« Avec ce changement de taille, toujours pas de service de communication, Monsieur Altrad ? – Pourquoi, ça ne te va pas, comme on fait ? C’est bien, non ? » Voix calme et presque effacée, qui tranche avec le poids du nouvel empire industriel de Mohed Altrad, patron héraultais d’origine syrienne. En rachetant son concurrent néerlandais Hertel (Rotterdam), d’une taille similaire à la sienne, Altrad (bétonnières, échafaudages, brouettes, services aux industries), double en effet de périmètre et s’impose comme un des leaders mondiaux de son marché. Le chiffre d’affaires cumulé annuel du nouveau groupe sera supérieur à 1,6 milliards d’euros, avec un effectif de 17 000 salariés. Montant de la transaction, financée par un consortium bancaire et un nouveau crédit syndiqué : 230 millions d’euros.

Ecrit comme ça, tout semble simple. Et pourtant. Né dans le désert syrien dans une famille de bédouins, cet homme d’environ 60 ans ne connaît pas son âge précis – il a tiré au sort la date de son anniversaire avec ses cinq enfants. Arrivé en France dans les années 70 pour suivre des études à la Faculté de Sciences de Montpellier, il façonne depuis trente ans un groupe à son image, multiculturel et international. Sans recourir à la Bourse, Altrad a acquis une centaine d’entreprises, la création d’Altrad en étant une elle-même, celle d’un fabricant d’échafaudages basé à Florensac (Hérault), en 1985.

En septembre dernier, lors de la remise du prix de l’Entrepreneur de l’année (Ernst&Young/L’Express) pour la région Méditerranée à Montpellier – il obtiendra le prix d’Entrepreneur de l’année à Paris dans la foulée, et concourt pour le prix de l’Entrepreneur mondial, 4 et 5 juin prochains à Monte Carlo – , il déclarait avec un humour qu’on ne lui connaissait pas : « Il y a trente ans, je galérais pour avoir 200 000 francs auprès d’une banque. Imaginez-vous, un Arabe, venant du désert, ingénieur dans le pétrole puis dans l’informatique, qui reprenait une boîte d’échafaudages en faillite dans l’Hérault. Aujourd’hui, on me prête 150 millions d’euros sans problème. »

Altrad, que Georges Frêche, feu patron de la Région Languedoc-Roussillon, traitait d’ « agent secret syrien » (sic), vit également une deuxième jeunesse avec le club de rugby de Montpellier. Depuis bientôt quatre ans, il préside et finance une PME de 70 salariés aux moeurs étranges : tout le monde se fait la bise, le verbe vibrionne, les collectivités sont omniprésentes et gagner de l’argent reste incertain. Surtout cette saison, sportivement décevante, et marquée par un changement d’entraîneur en plein Noël. Mais le projet se structure, avec l’ambition de porter le MHR « dans les quatre premiers, durablement, du Top 14 ».
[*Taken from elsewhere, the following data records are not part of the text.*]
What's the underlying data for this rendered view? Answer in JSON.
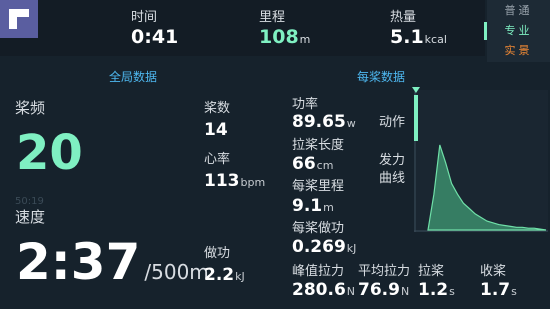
{
  "header": {
    "stats": [
      {
        "label": "时间",
        "value": "0:41",
        "unit": ""
      },
      {
        "label": "里程",
        "value": "108",
        "unit": "m"
      },
      {
        "label": "热量",
        "value": "5.1",
        "unit": "kcal"
      }
    ],
    "modes": [
      {
        "label": "普通"
      },
      {
        "label": "专业"
      },
      {
        "label": "实景"
      }
    ]
  },
  "global": {
    "title": "全局数据",
    "stroke_rate_label": "桨频",
    "stroke_rate_value": "20",
    "ghost_text": "50:19",
    "speed_label": "速度",
    "speed_value": "2:37",
    "speed_unit": "/500m",
    "stroke_count_label": "桨数",
    "stroke_count_value": "14",
    "heart_label": "心率",
    "heart_value": "113",
    "heart_unit": "bpm",
    "work_label": "做功",
    "work_value": "2.2",
    "work_unit": "kJ"
  },
  "per_stroke": {
    "title": "每桨数据",
    "power_label": "功率",
    "power_value": "89.65",
    "power_unit": "w",
    "length_label": "拉桨长度",
    "length_value": "66",
    "length_unit": "cm",
    "distance_label": "每桨里程",
    "distance_value": "9.1",
    "distance_unit": "m",
    "work_label": "每桨做功",
    "work_value": "0.269",
    "work_unit": "kJ",
    "peak_label": "峰值拉力",
    "peak_value": "280.6",
    "peak_unit": "N",
    "avg_label": "平均拉力",
    "avg_value": "76.9",
    "avg_unit": "N",
    "pull_label": "拉桨",
    "pull_value": "1.2",
    "pull_unit": "s",
    "recovery_label": "收桨",
    "recovery_value": "1.7",
    "recovery_unit": "s",
    "motion_label": "动作",
    "force_curve_label": "发力曲线",
    "force_curve_line1": "发力",
    "force_curve_line2": "曲线"
  },
  "colors": {
    "accent_green": "#7ff0c2",
    "accent_blue": "#4eb8f0",
    "accent_orange": "#f28a35",
    "bg": "#16222c"
  },
  "chart_data": {
    "type": "area",
    "x": [
      0,
      1,
      2,
      3,
      4,
      5,
      6,
      7,
      8,
      9,
      10,
      11,
      12,
      13,
      14,
      15,
      16,
      17,
      18,
      19,
      20
    ],
    "values": [
      0,
      40,
      95,
      75,
      52,
      40,
      30,
      24,
      18,
      14,
      10,
      8,
      6,
      5,
      4,
      3,
      3,
      2,
      2,
      1,
      0
    ]
  }
}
Matheux de formation – il a participé à la création du premier ordinateur portable, dont il a revendu les droits à Matra -, ce patron aime à prendre la plume pour soigner son âme de déraciné. Après son autobiographie « Badawi » (bédouin), « L’Hypothèse de Dieu » et « La Promesse d’Annah », il prépare un quatrième opus centré sur l’identité – ce qu’on laisse paraître, et ce qu’on est. Mohed Altrad se rend aussi dans des établissements scolaires sensibles pour convaincre les jeunes des quartiers « qu’eux aussi peuvent réussir, à condition de travailler beaucoup. Ca me prend parfois une journée entière, mais je vois ça comme un devoir ».

On ne formule jamais de vœux pour les patrons qui réussissent – le magazine américain Forbes le classe à la 1741ème place des fortunes mondiales, et publiera son portrait le 23 mars. On se dit : ‘Ils n’ont pas de blessure. Rien ne leur résiste’. C’est une erreur. Dans ses moments de blues, nul doute que l’homme d’affaires de fer repense aux étendues syriennes qui l’ont vu naître, et grandir, et qui saignent aujourd’hui. Un jour, peut-être, pourra-t-il y amener ses enfants. Ça ferait sens.